Photo by Archie Macias
Anyone who has moved to Catalunya will no doubt be aware of the confusing amount of paperwork and identification numbers there are to apply for on arrival. Due to complex application processes, which are often in Catalan, it’s easy to find the procedures overwhelming and many people choose to avoid them altogether. Citizens from other EU countries can live in Spain legally using only their passport for identification. However, those who choose to live here without getting an NIE number (Número d’Identificació per a Estrangers, or foreigner’s identification number), a municipal registration (empadronament) or a residency card (targeta de residència) in the case of non-EU citizens may find themselves exempt from certain services and amenities.
When buying a property or a car, or working here, it is obligatory to have an NIE number. In addition, the law has been changed for EU citizens, meaning they are no longer issued with residency cards, but must register for the NIE if planning to reside in Spain for more than three months. This is done either at the local Oficina de Extranjeros (Foreigner’s Office) or at certain designated police stations. The NIE means you can legally remain in Spain as a fiscal resident, for example if you stay here for more than 183 days a year.
Many foreign residents are missing out on some (mainly free) services by failing to empadronar-se (register as a resident with the local town hall). Every municipality in Spain holds a record of local residents (padró) in its town hall (ajuntament); the British equivalent would be the electoral roll. Although it’s not compulsory to empadronar-se (though there are steps in place to make it obligatory in the future), there are major benefits both for the individual and their locality, as the local government receives income depending on the number of people who have registered. Areas with lots of foreign residents often suffer as so few foreigners bother to empadronar, badly affecting funding for basic services such as policing, health centres, cleaning and maintenance.
The empadronamiento also offers holders the right to enrol their children in the local school. If places are limited, families who are on the padró have priority.
“Whilst we don’t know the exact figures, we know there are a number of unregistered foreigners living here,” said Generalitat spokesman Manuel Campillo. “The majority of them are most likely living here illegally or don’t want to empadronar for personal reasons, or maybe they are simply passing through.”
Although empadronamiento is currently voluntary, Campillo is keen to encourage foreigners who are legal here who haven’t yet registered to do so. “There are many advantages—free health care for a start. Essentially you will become an official member of the community. It is a very easy process; all you have to do is go to your local town hall with the relevant documents.”
These documents are a copy of your identification (such as a passport) and proof of your address.

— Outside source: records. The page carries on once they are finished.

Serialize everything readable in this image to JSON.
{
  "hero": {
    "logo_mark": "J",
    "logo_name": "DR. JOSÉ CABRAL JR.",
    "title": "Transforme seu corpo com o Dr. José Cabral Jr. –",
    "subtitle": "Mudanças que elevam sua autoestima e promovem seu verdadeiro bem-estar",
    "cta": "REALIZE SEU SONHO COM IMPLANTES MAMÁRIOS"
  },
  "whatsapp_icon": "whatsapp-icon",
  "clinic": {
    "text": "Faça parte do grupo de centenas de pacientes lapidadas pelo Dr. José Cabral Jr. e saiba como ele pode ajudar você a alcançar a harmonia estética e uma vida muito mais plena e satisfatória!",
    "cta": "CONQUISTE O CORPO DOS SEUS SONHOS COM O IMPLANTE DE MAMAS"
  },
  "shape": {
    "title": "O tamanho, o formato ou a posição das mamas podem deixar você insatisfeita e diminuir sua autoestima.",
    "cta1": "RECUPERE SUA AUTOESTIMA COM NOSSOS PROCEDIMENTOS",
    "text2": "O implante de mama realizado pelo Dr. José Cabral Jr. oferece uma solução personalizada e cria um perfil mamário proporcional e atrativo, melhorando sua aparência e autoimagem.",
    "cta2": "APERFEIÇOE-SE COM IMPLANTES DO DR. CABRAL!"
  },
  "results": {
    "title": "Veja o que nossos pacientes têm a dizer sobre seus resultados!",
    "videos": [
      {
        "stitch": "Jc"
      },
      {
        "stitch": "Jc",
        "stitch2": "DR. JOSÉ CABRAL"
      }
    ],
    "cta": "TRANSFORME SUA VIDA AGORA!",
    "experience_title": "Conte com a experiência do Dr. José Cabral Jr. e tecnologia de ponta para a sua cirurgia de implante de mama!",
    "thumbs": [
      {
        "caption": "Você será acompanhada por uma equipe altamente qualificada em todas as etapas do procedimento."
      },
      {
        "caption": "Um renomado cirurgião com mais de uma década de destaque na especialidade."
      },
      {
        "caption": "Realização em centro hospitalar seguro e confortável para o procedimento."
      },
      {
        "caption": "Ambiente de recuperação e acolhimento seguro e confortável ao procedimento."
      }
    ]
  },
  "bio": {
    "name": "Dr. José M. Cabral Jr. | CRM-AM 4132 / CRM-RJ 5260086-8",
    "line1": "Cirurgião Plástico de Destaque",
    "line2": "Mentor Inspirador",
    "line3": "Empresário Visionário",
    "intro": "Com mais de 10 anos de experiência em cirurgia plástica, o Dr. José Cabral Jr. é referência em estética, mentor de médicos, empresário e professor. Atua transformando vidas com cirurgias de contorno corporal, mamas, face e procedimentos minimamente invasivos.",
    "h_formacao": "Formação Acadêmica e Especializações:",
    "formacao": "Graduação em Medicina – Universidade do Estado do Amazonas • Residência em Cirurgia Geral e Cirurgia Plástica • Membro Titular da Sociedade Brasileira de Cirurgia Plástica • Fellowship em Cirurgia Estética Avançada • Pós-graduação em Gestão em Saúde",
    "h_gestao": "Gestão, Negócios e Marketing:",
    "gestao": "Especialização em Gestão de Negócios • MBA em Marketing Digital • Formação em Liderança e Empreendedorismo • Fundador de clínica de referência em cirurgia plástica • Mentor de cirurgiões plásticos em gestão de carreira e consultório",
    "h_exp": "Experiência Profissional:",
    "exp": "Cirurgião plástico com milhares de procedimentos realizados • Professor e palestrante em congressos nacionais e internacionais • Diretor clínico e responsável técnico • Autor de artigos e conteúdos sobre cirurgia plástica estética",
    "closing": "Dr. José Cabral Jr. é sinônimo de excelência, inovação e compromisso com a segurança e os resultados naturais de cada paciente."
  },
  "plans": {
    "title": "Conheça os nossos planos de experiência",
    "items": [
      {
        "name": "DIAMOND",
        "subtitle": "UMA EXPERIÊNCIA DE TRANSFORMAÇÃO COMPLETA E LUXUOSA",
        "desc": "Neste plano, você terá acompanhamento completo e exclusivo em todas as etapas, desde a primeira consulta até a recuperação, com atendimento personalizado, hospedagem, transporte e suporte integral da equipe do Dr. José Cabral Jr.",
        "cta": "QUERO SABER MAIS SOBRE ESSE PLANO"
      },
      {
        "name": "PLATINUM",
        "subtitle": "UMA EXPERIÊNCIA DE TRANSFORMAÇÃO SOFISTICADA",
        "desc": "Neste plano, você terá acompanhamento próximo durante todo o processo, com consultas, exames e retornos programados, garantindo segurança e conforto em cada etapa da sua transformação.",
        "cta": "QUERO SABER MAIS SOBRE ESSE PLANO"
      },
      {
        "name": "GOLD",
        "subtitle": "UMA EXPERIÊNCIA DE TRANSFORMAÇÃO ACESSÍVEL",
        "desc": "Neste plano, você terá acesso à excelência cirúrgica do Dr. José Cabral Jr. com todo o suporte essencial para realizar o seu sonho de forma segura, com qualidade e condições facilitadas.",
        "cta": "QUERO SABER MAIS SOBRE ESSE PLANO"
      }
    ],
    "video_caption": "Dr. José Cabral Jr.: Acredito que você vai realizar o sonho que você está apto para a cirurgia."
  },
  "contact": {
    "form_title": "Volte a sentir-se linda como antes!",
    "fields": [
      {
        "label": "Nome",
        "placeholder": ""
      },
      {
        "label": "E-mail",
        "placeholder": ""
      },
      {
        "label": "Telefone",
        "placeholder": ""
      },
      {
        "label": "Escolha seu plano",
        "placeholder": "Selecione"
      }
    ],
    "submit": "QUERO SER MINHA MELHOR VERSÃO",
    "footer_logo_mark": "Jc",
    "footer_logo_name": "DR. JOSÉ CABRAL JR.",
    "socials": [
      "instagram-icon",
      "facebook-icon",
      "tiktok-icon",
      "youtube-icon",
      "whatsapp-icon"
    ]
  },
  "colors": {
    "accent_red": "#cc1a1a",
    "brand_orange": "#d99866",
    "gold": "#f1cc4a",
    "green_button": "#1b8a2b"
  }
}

This could be a rental contract, house deeds (escriptura) or a recent utility bill in your name. You can either be issued an individual certificate or one that covers the whole family. If for any reason they cannot issue a certificate on the same day, you will receive a temporary one (volant), which proves you are registered. However, it is not obligatory to have a certificate, but it’s necessary for some processes, such as getting a health card. The certificate is valid for three months. EU citizens only need to re-register if they move home; residents from outside the EU need to renew their empadronamiento every two years, if they don’t have a permanent residence permit. Depending on your nationality, when you register you will also have the chance to sign a census form, giving you the right to vote in local council and European elections. If you wish, a gestor can help you with the empadronamiento for a fee of around €50.